Option Straddle Strategy For Trading

March 26, 2013
By Vlad Karpel

OptStr_Strddling

Option Straddle, or simply Straddle, is a popular investment strategy that allows the investor to profit from an option position by how to underlying’s price will move rather than the direction of the price. Regardless whether the price is moving up or down, the price must move significantly in order for an investor to profit, otherwise, the investor will incur a loss. However, there are some stocks that move significantly in a sudden instance but these stocks are placed at a premium, so investors will still incur a loss. In this options strategy, the investor has an open position with a call or a put option at the same strike price and expiration date.

There are two types of option straddles. The purchase of option derivatives is called Long Straddle. Selling of options derivatives is called a Short Straddle. We will explain and illustrate each one.

Long Straddle

Going long refers to the purchase of both a call and put option of the same underlying, stock, interest rate or other derivatives. The two options are bought at the same strike price and same expiration date. If the price will move across the strike price – whether above or below – the investor will gain a profit.

When the price significantly moves up, the investor can use the call option. When the price significantly moves down, the investor can use the put option. This works when the market is volatile and there is significant movement of the price.

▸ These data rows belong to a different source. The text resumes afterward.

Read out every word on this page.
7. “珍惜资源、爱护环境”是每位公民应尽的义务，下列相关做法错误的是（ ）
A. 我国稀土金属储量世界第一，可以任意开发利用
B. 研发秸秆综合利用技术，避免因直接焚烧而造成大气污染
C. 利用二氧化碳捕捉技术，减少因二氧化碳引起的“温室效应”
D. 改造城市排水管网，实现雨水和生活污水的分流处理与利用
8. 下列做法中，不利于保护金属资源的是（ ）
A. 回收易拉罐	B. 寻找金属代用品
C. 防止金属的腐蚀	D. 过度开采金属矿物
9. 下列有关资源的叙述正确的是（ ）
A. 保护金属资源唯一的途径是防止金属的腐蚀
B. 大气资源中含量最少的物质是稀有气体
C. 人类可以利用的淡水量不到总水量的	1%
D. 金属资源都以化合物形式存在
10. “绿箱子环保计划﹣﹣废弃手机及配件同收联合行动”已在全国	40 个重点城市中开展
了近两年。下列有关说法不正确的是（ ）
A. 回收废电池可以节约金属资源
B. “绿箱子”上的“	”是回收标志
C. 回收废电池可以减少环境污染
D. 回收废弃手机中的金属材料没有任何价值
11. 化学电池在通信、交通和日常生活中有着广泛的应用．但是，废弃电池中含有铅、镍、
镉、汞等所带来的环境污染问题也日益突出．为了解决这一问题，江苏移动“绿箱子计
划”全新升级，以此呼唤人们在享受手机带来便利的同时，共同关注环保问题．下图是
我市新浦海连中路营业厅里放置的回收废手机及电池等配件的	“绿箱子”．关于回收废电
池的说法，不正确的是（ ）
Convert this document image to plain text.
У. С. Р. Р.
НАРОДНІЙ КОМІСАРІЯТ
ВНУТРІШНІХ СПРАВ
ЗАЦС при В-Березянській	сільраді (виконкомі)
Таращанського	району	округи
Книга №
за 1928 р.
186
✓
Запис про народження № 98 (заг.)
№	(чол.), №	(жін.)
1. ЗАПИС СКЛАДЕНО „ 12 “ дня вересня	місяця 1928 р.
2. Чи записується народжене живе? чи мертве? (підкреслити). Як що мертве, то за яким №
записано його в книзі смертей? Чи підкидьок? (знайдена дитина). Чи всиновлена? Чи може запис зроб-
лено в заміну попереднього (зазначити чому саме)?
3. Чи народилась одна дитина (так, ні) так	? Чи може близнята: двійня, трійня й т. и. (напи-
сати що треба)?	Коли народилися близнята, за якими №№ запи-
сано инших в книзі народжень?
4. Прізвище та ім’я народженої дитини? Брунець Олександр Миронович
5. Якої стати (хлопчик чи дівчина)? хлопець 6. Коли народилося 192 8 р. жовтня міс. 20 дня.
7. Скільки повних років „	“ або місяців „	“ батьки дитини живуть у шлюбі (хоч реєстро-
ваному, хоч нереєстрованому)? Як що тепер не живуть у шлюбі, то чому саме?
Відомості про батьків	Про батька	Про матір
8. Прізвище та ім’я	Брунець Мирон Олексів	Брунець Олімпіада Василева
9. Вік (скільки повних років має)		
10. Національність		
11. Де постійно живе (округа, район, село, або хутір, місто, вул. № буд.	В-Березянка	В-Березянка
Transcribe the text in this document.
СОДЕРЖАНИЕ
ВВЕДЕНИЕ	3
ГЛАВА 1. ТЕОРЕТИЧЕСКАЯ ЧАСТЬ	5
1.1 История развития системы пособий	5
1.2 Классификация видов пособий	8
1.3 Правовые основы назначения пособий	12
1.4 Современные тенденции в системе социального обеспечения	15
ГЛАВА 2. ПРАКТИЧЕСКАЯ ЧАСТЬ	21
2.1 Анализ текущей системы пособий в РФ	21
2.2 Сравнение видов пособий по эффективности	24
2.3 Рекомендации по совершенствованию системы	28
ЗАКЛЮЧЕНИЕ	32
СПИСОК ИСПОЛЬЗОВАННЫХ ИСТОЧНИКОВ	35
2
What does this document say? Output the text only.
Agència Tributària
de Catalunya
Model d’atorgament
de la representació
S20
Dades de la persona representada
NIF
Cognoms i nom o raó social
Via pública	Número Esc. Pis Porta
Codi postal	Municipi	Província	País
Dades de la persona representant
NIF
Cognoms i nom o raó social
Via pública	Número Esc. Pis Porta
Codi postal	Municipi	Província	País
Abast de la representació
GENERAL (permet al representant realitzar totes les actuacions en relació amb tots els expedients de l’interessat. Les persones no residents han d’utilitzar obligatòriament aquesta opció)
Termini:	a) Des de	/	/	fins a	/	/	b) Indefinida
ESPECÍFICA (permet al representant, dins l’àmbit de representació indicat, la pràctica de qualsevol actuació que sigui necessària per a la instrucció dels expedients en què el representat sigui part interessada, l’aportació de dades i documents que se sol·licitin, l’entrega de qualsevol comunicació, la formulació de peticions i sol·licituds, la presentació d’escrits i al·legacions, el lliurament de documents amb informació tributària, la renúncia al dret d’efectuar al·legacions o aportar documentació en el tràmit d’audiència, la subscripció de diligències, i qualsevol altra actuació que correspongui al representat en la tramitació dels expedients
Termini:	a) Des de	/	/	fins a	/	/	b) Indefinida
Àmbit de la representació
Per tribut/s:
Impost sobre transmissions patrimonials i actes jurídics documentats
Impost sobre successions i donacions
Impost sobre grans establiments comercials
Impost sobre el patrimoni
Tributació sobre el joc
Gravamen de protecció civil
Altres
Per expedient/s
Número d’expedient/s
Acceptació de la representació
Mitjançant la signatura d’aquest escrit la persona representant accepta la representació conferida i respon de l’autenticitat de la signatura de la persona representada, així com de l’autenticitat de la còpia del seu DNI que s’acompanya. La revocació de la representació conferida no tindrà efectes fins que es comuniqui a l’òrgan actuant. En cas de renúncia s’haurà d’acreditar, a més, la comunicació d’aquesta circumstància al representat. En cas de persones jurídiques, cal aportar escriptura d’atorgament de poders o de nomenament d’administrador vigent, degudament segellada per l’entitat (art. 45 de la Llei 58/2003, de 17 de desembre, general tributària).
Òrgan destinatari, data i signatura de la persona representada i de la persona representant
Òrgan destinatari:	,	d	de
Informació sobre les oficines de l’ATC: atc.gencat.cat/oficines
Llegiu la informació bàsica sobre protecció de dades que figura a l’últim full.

A Long Straddle has a huge and unlimited profit potential. The limited risk involved in this strategy is equal to the total of all the premiums paid by the investor for the options.

Short Straddle

Short Straddles are the opposite of Long Straddles. It involves selling call and put options with the same underlying. It also is critical to sell at the same strike price and same expiration date. The profits that can be gained in this strategy are limited to the total premiums of the call and put options. However, there is unlimited risk that comes from how the underlying security moves up too high or down too low. So, compared to Long Straddles, a Short Straddle has limited profit potential and unlimited risk.

In Sum

Long or Short Straddles are very profitable plays if nicely executed. As long as you stay in the range and take into acocunt the factors that will move the stock significantly. Also, know the amount of risk you’re willing to take and the level of profit you want to gain. Remember, it’s your money and only you can decide. To beat the market, you have to be an educated investor.